Mattone, televisioni, polisportive: fino a battezzare il calcio, solo il calcio. Non so dove sarebbe arrivato se fosse nato in un altro Paese, visto il conflitto di interessi che lo ha sempre accompagnato e raccontato. Ricordo che, appena rilevato il Diavolo dalle grinfie stanche e bucate di Giussy Farina, se chiamavi in sede e chiedevi del dottor Berlusconi, rispondeva lui. Era, ed è diventato, un maratoneta delle interviste. Al colpo dello starter (e della domanda) non mollava mai la parola. L’esatto contrario dell’Avvocato, di cui teneva una foto sul comodino, che, con la sua cinica stringatezza, avrebbe anticipato twitter.

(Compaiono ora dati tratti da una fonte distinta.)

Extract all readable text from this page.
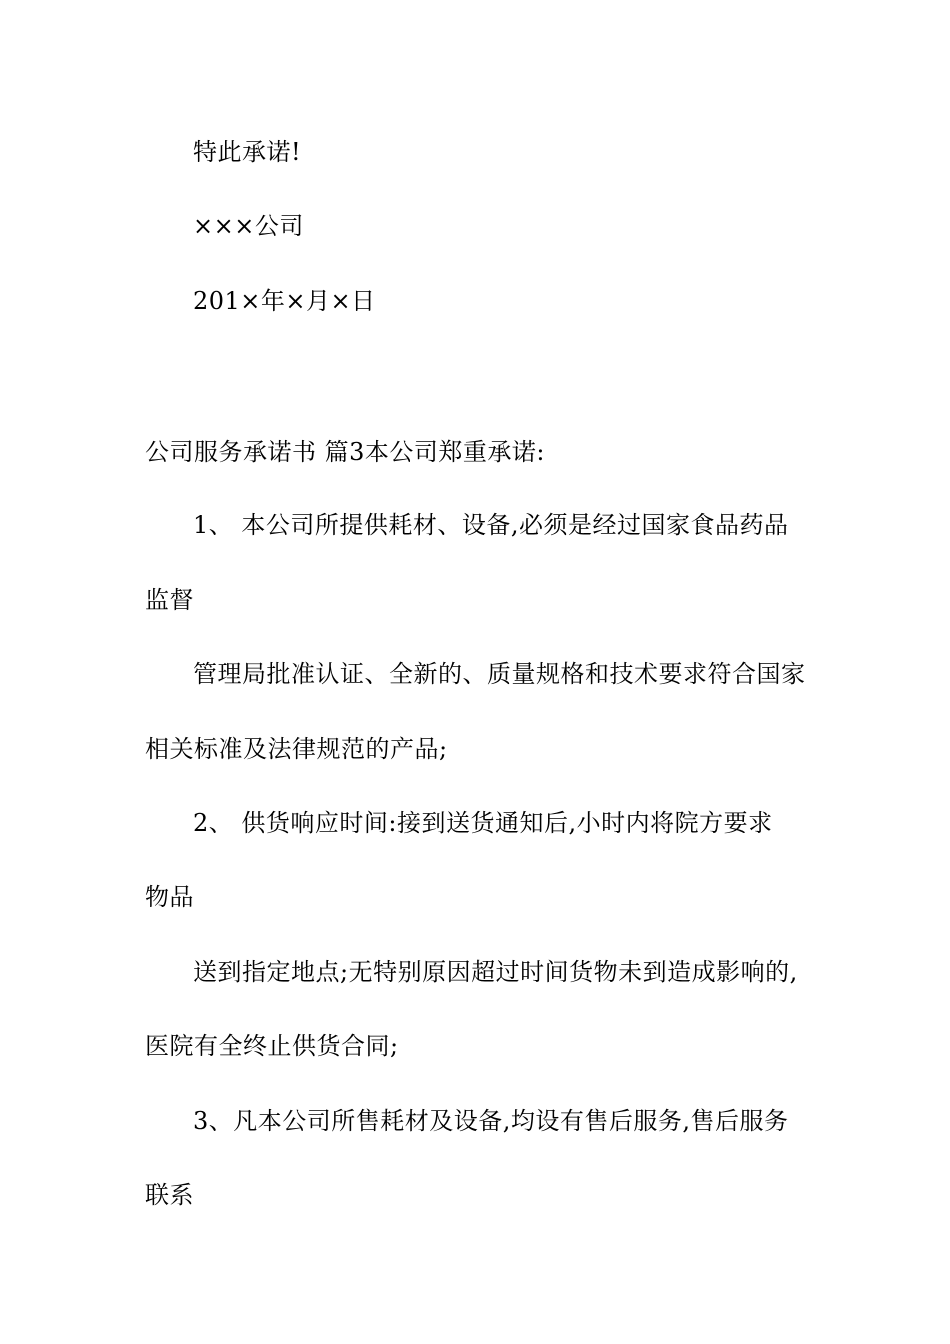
特此承诺!
×××公司
201×年×月×日
公司服务承诺书 篇3本公司郑重承诺:
1、 本公司所提供耗材、设备,必须是经过国家食品药品
监督
管理局批准认证、全新的、质量规格和技术要求符合国家
相关标准及法律规范的产品;
2、 供货响应时间:接到送货通知后,小时内将院方要求
物品
送到指定地点;无特别原因超过时间货物未到造成影响的,
医院有全终止供货合同;
3、凡本公司所售耗材及设备,均设有售后服务,售后服务
联系
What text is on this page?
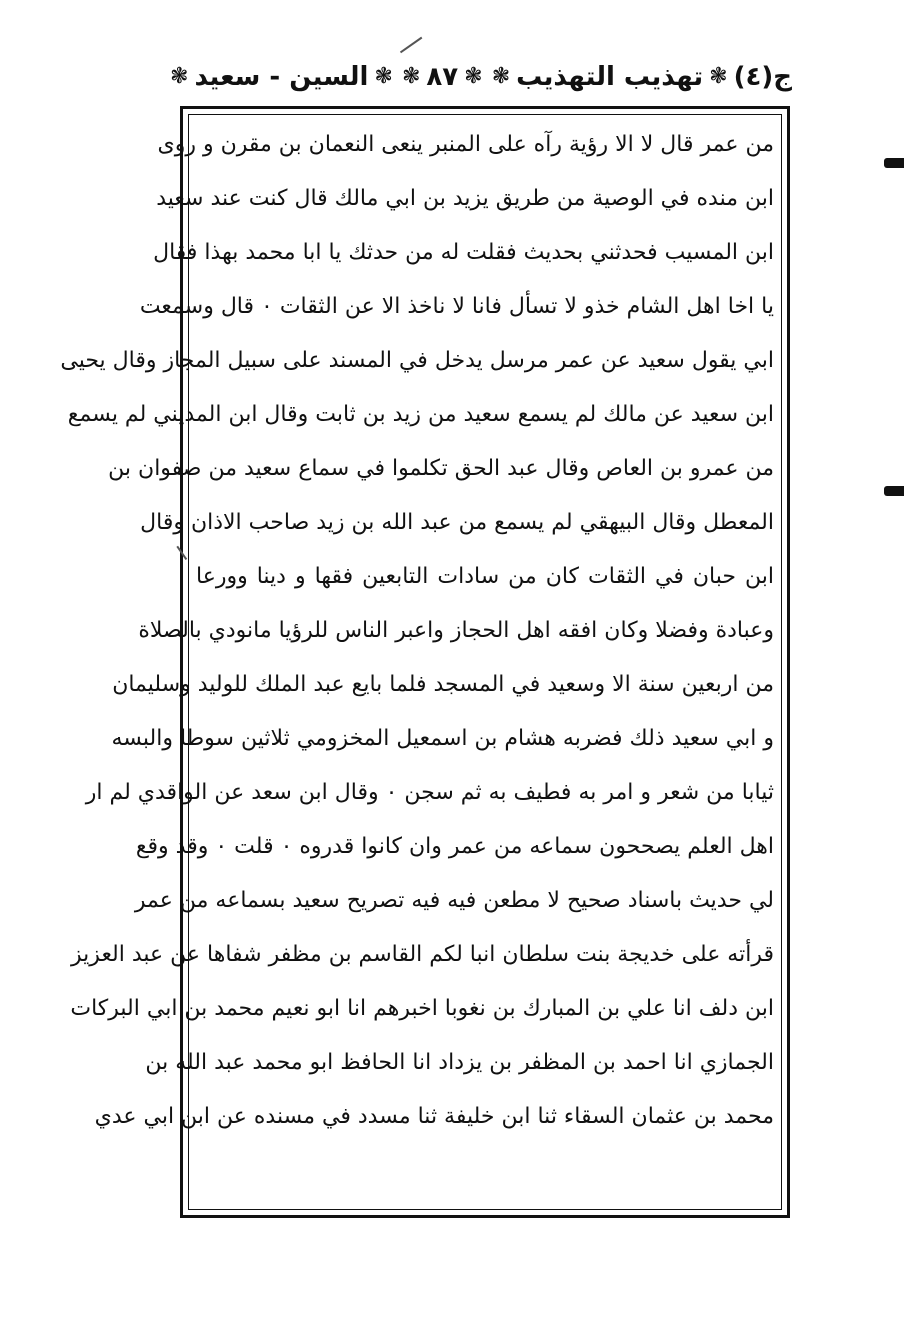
ج(٤)
❃
تهذيب التهذيب
❃
❃
٨٧
❃
❃
السين - سعيد
❃
من عمر قال لا الا رؤية رآه على المنبر ينعى النعمان بن مقرن و روى
ابن منده في الوصية من طريق يزيد بن ابي مالك قال كنت عند سعيد
ابن المسيب فحدثني بحديث فقلت له من حدثك يا ابا محمد بهذا فقال
يا اخا اهل الشام خذو لا تسأل فانا لا ناخذ الا عن الثقات ٠ قال وسمعت
ابي يقول سعيد عن عمر مرسل يدخل في المسند على سبيل المجاز وقال يحيى
ابن سعيد عن مالك لم يسمع سعيد من زيد بن ثابت وقال ابن المديني لم يسمع
من عمرو بن العاص وقال عبد الحق تكلموا في سماع سعيد من صفوان بن
المعطل وقال البيهقي لم يسمع من عبد الله بن زيد صاحب الاذان وقال
ابن حبان في الثقات كان من سادات التابعين فقها و دينا وورعا
وعبادة وفضلا وكان افقه اهل الحجاز واعبر الناس للرؤيا مانودي بالصلاة
من اربعين سنة الا وسعيد في المسجد فلما بايع عبد الملك للوليد وسليمان
و ابي سعيد ذلك فضربه هشام بن اسمعيل المخزومي ثلاثين سوطا والبسه
ثيابا من شعر و امر به فطيف به ثم سجن ٠ وقال ابن سعد عن الواقدي لم ار
اهل العلم يصححون سماعه من عمر وان كانوا قدروه ٠ قلت ٠ وقد وقع
لي حديث باسناد صحيح لا مطعن فيه فيه تصريح سعيد بسماعه من عمر
قرأته على خديجة بنت سلطان انبا لكم القاسم بن مظفر شفاها عن عبد العزيز
ابن دلف انا علي بن المبارك بن نغوبا اخبرهم انا ابو نعيم محمد بن ابي البركات
الجمازي انا احمد بن المظفر بن يزداد انا الحافظ ابو محمد عبد الله بن
محمد بن عثمان السقاء ثنا ابن خليفة ثنا مسدد في مسنده عن ابن ابي عدي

Il Milan di Silvio. Quando lo presentò all’Arena, tra cavalcate delle Valchirie ed elicotteri battenti, ci demmo di gomito, ridemmo di lui, e non solo con lui. Ci sembrava, pur così Paperone e così bauscia, il comandante dell’esercito di un atollo piccolo piccolo. Prossimo a essere inghiottito dall’alta marea della presunzione, dell’arroganza, della concorrenza.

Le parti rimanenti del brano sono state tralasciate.